Im Bereiche der Talstation planen die Bergbahnen Rinerhorn ein Ressort mit 85 Wohnungen/ 450 bewirtschafteten Betten und Personalunterkünfte. Abgerissen wir das Hotel Spinabad, das der Muttergesellschaft DKM gehört. Auf seiner und angrenzenden Parzellen soll das ganze verwirklicht werden. Die Nachbarn seien vorinformiert worden und hätten positiv reagiert, sodass man hofft, ohne Einsprachen zügig bauen zu können.
Ich hoffe mal so eine direkte und beschneite Waldpiste wird in der Realität nicht zu eisig werden...
Auf das Risiko hin, dass ich mich wiederhole: Diese vergleichsweise anspruchsvolle Talabfahrt stiftet wenig bis keinen Mehrwert und wird keinen zusätzlichen Ersteintritt generieren. Zudem würde es nicht überraschen, wenn diese eher schmale und eher steile Piste rasch hart oder ausgefahren ist und dann von den meisten Skifahrern eh nicht mehr (genussvoll) genutzt werden kann.
Wenn schon denn schon benötigt das Jakobshorn-Gebiet zusätzliche einfache Carving-Pisten, aber diese lassen sich im bestehenden Gebiet nicht realisieren (daher bevorzugt der Grossteil der nicht partyaffinen Skifahrer auch die anderen Davoser Skigebiete).
Wird sicher ein paar mehr Tal-Wiederholungsfahrten geben am Morgen mit der neuen Talabfahrt.
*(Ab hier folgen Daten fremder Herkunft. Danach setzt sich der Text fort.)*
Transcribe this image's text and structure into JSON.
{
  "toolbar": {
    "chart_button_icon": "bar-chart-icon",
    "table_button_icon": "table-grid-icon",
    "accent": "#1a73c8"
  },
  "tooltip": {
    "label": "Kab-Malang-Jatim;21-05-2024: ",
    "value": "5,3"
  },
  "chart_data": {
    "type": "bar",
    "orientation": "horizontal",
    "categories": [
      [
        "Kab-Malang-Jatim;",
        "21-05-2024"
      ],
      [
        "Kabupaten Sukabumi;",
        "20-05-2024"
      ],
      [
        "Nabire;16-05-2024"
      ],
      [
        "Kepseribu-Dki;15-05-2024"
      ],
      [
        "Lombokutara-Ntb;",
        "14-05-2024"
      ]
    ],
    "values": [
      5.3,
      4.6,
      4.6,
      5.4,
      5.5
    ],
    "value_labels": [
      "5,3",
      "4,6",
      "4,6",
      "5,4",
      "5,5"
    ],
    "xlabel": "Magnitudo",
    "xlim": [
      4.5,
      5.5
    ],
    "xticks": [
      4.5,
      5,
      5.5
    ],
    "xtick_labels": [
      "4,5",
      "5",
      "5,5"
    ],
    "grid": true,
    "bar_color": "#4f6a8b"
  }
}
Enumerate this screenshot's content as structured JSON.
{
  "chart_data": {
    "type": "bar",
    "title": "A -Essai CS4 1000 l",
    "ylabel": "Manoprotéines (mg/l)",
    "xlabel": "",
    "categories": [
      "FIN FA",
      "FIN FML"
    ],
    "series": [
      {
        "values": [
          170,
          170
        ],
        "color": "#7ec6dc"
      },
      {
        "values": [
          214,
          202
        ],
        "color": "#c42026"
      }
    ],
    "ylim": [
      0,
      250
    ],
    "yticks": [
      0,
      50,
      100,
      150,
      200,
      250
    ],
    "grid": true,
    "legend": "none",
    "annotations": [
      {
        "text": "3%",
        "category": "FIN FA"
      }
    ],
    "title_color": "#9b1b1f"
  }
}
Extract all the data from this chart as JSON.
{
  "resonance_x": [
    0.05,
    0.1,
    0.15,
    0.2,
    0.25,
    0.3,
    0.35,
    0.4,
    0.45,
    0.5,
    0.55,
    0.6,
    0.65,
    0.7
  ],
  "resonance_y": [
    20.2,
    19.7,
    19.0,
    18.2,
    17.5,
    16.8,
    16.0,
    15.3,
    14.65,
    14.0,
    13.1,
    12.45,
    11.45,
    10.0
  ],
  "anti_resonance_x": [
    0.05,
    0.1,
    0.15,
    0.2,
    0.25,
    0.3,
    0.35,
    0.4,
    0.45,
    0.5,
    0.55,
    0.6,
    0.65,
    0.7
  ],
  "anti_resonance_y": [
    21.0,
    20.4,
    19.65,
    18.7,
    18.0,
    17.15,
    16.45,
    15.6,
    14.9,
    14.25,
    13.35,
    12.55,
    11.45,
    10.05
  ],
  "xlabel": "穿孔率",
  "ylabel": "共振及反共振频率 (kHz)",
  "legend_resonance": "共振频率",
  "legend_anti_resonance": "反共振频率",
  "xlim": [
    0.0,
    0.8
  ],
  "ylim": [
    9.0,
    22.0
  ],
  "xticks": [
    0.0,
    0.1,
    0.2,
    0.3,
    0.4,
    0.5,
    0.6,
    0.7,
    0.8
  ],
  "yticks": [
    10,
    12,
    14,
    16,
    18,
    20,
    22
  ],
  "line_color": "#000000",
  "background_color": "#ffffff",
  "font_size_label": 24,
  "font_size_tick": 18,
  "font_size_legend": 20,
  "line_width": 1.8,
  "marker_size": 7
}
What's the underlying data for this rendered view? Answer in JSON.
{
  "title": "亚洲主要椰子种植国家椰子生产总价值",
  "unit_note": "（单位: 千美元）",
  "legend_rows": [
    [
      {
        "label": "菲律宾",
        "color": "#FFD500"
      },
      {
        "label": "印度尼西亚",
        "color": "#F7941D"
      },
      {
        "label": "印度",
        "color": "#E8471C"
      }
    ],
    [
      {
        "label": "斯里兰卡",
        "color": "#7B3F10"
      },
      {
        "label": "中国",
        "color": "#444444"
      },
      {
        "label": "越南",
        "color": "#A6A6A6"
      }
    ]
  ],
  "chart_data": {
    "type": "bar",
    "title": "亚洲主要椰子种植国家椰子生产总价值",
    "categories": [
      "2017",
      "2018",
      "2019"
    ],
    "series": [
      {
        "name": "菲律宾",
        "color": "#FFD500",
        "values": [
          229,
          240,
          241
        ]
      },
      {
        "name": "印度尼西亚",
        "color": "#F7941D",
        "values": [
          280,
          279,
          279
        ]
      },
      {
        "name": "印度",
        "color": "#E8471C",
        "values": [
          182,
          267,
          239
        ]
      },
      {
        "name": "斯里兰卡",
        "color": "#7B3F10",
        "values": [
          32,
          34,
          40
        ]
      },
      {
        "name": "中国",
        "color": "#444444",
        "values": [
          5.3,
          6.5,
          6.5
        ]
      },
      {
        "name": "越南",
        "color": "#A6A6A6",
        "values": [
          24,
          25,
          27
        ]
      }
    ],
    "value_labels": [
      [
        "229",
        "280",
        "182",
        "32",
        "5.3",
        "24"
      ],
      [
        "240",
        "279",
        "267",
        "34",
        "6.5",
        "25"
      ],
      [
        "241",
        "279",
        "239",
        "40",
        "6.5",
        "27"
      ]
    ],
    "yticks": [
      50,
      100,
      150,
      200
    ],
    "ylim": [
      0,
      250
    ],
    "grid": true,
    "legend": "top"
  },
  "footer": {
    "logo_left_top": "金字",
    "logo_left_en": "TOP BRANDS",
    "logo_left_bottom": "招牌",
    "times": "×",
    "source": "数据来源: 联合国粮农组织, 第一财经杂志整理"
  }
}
Und wenn die Waldabfahrt von der Jschalp zu ist (wie das ganze letzte Jahr), kommt man von jeder Bergstation auf die neue Talfabfahrt (bisher vom Bräma Jet aus nicht möglich).
Die neue Talabfahrt schaut cool aus. Erinnert mich etwas an die Starfire in Keystone Ich hoffe sehr, dass die Schneeanlage super wird und die Piste dadurch sehr guten Kunstschnee „bekommt“. Mehr Gäste kommen dadurch wohl nicht, da gebe ich Firnfan Recht, weniger werden es aber dadurch auch nicht. Die Qualität wird gesteigert und das ist es, was den Mehrwert generiert.
Weiss man eigentlich schon, wie diese klassifiziert wird? Auf dem aktuellen Pistenplan der DKB ist noch nichts eingezeichnet.
Ich hoffe mal so eine direkte und beschneite Waldpiste wird in der Realität nicht zu eisig werden...
Auf das Risiko hin, dass ich mich wiederhole: Diese vergleichsweise anspruchsvolle Talabfahrt stiftet wenig bis keinen Mehrwert
Das sehe ich anders. Kein Mensch fuhr vorher Wiederholungsfahrten mit dem Fuxägufer, obwohl der oft wenig Nachfrage hat. Jetzt macht dies Sinn und erst noch auf einer anspruchsvollen Piste. Kommt hinzu, dass die Piste im Wald und tief liegt, sodass man bei Schlechtwetter eine gute Möglichkeit hat. Grad solche sind in Davos ja eher dünn gesäht. Blöd nur die fehlende Haube an der 2KSB.
Ich bin kein Fan vom Jaki, kann mir aber vorstellen, dass diese Piste dazu beiträgt, es doch wieder das eine oder andere Mal nicht links liegen zu lassen. Oder anders: noch mehr Stress beim Madrisa-Parsenn-Rinerhorn-Jakobshorn-Kombitag.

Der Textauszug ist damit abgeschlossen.